Despite the direct impact of exercise on bone density, not every sport or exercise activity is linked to BMD gain. Running, for example, is linked to greater BMD than low-impact activities like cycling because of the direct stress that it places on the legs and hips.
In fact, elite-level cyclists appear to have a greater propensity for bone loss compared to their running counterparts. This is because cycling is a low-impact sport and does not include weight-bearing movement. Combined, this means that cyclists may in fact lose bone density while performing high levels of the workout. In addition to the absence of direct bone stress, some experts believe that the loss of calcium in sweat also plays a key role.
It is also possible that endurance sports in and of themselves can promote bone loss as more calories tend to be burned than consumed. What this research suggests is that greater effort may be needed to incorporate weight training into the training schedules of endurance athletes.
The benefits of exercise can be felt at any age and with as little as 2 to 3 days of exercise per week. Even in older women for whom jumping and running may be inappropriate, resistance training can help stimulate or maintain BMD in the weight-bearing bones.
With resistance training, the force of muscle pulling against bone appears to be enough to stimulate bone growth even if the actual stress placed on the bone is moderate. As we age, building and preserving bone density become more important, and resistance training has been found to be most effective in improving muscle and bone mass in older populations.
Exercise to Increase BMD
- Weight training
- Squat exercises
- Plyometrics (jumping training)
- Stair running
- Body weight exercises
- Jumping rope
- High Impact Aerobics
Building or maintaining bone mass requires more than weight-bearing exercise; good nutrition is also key. Once you reach the age of 30, you don't build bone as readily as you used to.
To maintain strong bones, you need to ensure the proper intake of calcium and vitamin D in your diet. This is especially true if you are at risk of osteoporosis.
Calcium is the key building block for bones and vitamin D helps the body absorb calcium. To sustain bone health, adults should get 1,000 milligrams (mg) of calcium per day and 600 international units (IU) of vitamin D per day—ideally from food sources.

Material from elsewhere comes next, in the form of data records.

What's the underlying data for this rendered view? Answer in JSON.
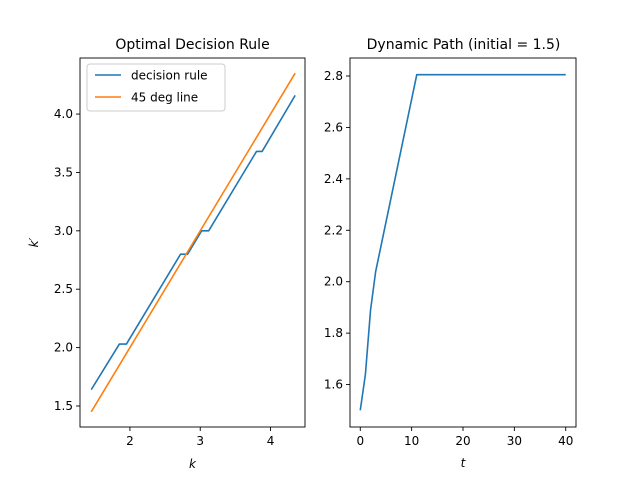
{
  "chart_data": [
    {
      "type": "line",
      "title": "Optimal Decision Rule",
      "xlabel": "k",
      "ylabel": "k′",
      "xlim": [
        1.29,
        4.49
      ],
      "ylim": [
        1.32,
        4.48
      ],
      "xticks": [
        2,
        3,
        4
      ],
      "yticks": [
        1.5,
        2.0,
        2.5,
        3.0,
        3.5,
        4.0
      ],
      "xtick_labels": [
        "2",
        "3",
        "4"
      ],
      "ytick_labels": [
        "1.5",
        "2.0",
        "2.5",
        "3.0",
        "3.5",
        "4.0"
      ],
      "grid": false,
      "legend_position": "upper-left",
      "series": [
        {
          "name": "decision rule",
          "color": "#1f77b4",
          "x": [
            1.45,
            1.85,
            1.95,
            2.72,
            2.82,
            3.02,
            3.12,
            3.8,
            3.88,
            4.35
          ],
          "y": [
            1.64,
            2.03,
            2.03,
            2.8,
            2.8,
            3.0,
            3.0,
            3.68,
            3.68,
            4.16
          ]
        },
        {
          "name": "45 deg line",
          "color": "#ff7f0e",
          "x": [
            1.45,
            4.35
          ],
          "y": [
            1.45,
            4.35
          ]
        }
      ]
    },
    {
      "type": "line",
      "title": "Dynamic Path (initial = 1.5)",
      "xlabel": "t",
      "ylabel": "",
      "xlim": [
        -2,
        42
      ],
      "ylim": [
        1.435,
        2.87
      ],
      "xticks": [
        0,
        10,
        20,
        30,
        40
      ],
      "yticks": [
        1.6,
        1.8,
        2.0,
        2.2,
        2.4,
        2.6,
        2.8
      ],
      "xtick_labels": [
        "0",
        "10",
        "20",
        "30",
        "40"
      ],
      "ytick_labels": [
        "1.6",
        "1.8",
        "2.0",
        "2.2",
        "2.4",
        "2.6",
        "2.8"
      ],
      "grid": false,
      "series": [
        {
          "name": "",
          "color": "#1f77b4",
          "x": [
            0,
            1,
            2,
            3,
            11,
            12,
            40
          ],
          "y": [
            1.5,
            1.64,
            1.89,
            2.04,
            2.805,
            2.805,
            2.805
          ]
        }
      ]
    }
  ]
}
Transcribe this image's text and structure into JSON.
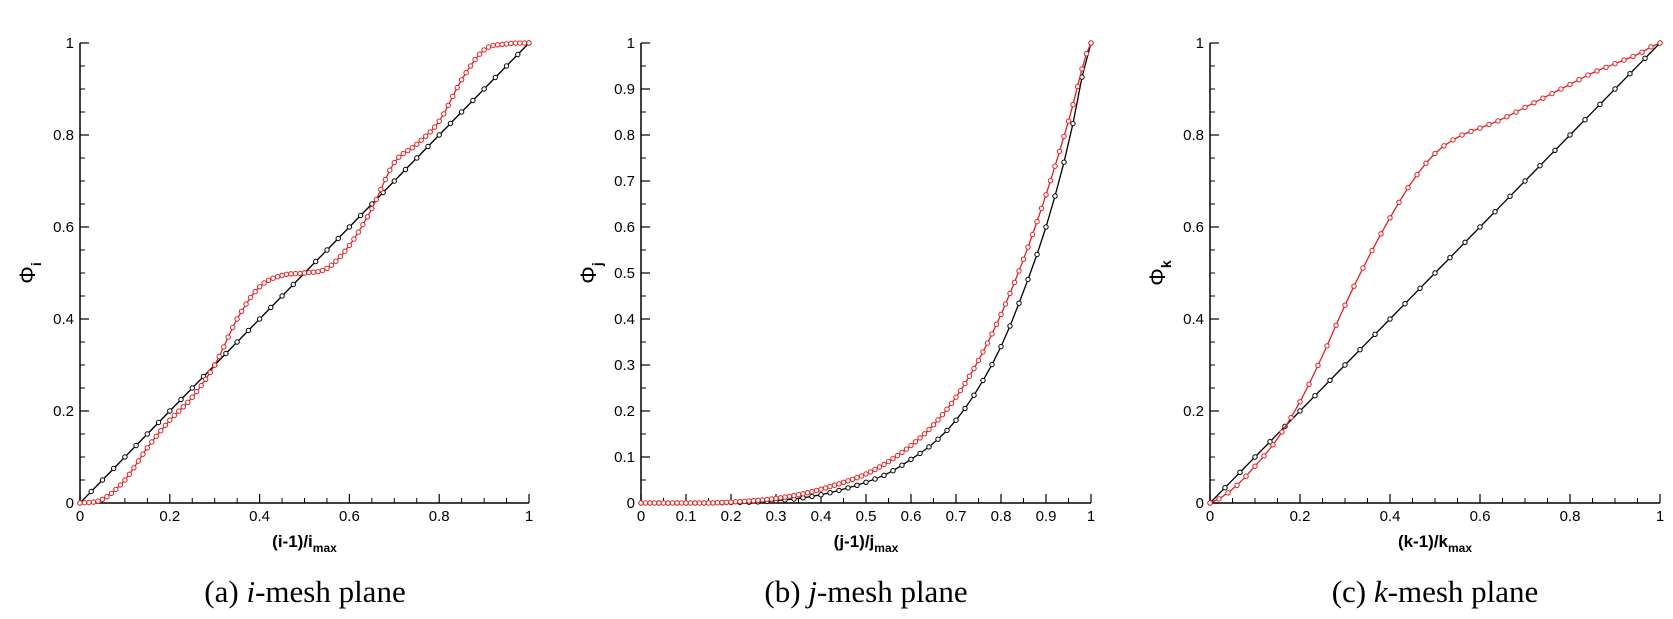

Women over 50 and men over 70 should increase their daily calcium intake to 1,200 milligrams. After 70, men and women should get no less than 800 IU of vitamin D daily. Some osteoporosis experts even recommend 800 to 1,200 IU of vitamin D per day.
Sources of Calcium and Vitamin D
Food sources of calcium and vitamin D include:
- Dairy products, including milk, yogurt, and cheese
- Leafy vegetables such as kale, broccoli and spinach
- Seafood such as oysters, crab and shrimp
- Fishes such as salmon, tuna and sardines
- Calcium-fortified milks like soy milk or almond milk
When to call a Healthcare Provider
If you are unable to meet your daily intake needs of vitamin D and calcium speak with healthcare provider. They can perform a blood test to determine if you are deficient and make recommendations regarding supplements or connect you with a registered dietitian.